Given the player index player, gets a feasibility quadratic problem enforcing x to be in the feasible region of the given player.

Parameters

• player – The player index

• x – The strategy for the player

Returns

A Gurobi pointer to the model

void originFeasibility(unsigned int player)

Gets the LCP for player player, and tries to see whether the origin is feasible. If the answer is yes, sets the corresponding object in the tree to true.

Parameters

player – The player’s id

Private Functions

std::vector<int> getNextBranchLocation(unsigned int player, OuterTree::Node *node)

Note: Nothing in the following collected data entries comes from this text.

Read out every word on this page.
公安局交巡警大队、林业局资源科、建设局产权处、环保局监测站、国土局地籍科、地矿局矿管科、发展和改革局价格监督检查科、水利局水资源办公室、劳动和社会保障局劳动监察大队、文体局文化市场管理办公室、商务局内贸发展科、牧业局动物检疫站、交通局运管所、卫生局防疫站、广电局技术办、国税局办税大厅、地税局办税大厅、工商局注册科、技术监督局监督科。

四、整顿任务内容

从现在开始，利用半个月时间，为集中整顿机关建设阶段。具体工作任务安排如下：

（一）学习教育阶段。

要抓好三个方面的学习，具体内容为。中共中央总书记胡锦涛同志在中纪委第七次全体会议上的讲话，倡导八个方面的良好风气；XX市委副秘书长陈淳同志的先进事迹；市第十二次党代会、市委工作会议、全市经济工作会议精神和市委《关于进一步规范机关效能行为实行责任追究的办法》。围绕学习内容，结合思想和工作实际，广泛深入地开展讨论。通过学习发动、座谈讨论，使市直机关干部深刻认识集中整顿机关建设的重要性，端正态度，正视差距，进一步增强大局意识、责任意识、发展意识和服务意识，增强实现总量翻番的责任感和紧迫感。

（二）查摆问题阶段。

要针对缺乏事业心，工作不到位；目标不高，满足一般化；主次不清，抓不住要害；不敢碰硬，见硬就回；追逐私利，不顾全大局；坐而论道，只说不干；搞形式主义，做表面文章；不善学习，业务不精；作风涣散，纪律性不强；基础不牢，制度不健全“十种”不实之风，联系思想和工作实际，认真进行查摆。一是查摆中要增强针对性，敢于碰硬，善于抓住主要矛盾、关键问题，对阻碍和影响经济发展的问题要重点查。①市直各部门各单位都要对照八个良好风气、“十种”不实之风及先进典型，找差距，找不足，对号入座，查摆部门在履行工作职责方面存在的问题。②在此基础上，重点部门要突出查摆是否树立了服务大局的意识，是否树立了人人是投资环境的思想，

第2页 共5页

Given player &#8212; containing the id of the player &#8212; and node containing a node, returns the branching decision for that node, with respect to the current node. In particular, the method return the (positive) id of the complementarity equation if there is a feasible branching decision at node, and a negative value otherwise.

Parameters

• player – The player id

• node – The pointer to the incumbent OuterTree::Node

Returns

A vector of 4 integers with the branching location given by the most Algorithms::EPEC::CutAndPlay::infeasibleBranching, Algorithms::EPEC::CutAndPlay::deviationBranching, Algorithms::EPEC::CutAndPlay::hybridBranching, and Algorithms::EPEC::CutAndPlay::getFirstBranchLocation, respectively. If an int is negative, there is no real candidate.

int getFirstBranchLocation(const unsigned int player, OuterTree::Node *node)

Given player &#8212; containing the id of the player, returns the branching decision for that node, with no complementarity condition enforced. In particular, the method return the (positive) id of the complementarity equation if there is a feasible branching decision at node, and a negative value otherwise.

Parameters

• player – The player id

• node – The pointer to the incumbent OuterTree::Node

Returns

The branching candidate. Negative if none

Private Members

std::vector<OuterTree*> Trees

The vector of pointer to OuterTree for each player.

std::vector<OuterTree::Node*> Incumbent

The incumbent nodes for each player.

bool Feasible = {false}

True if a feasible solution has been found.

double Tolerance = 3 * 1e-5

The numerical tolerance for the algorithm.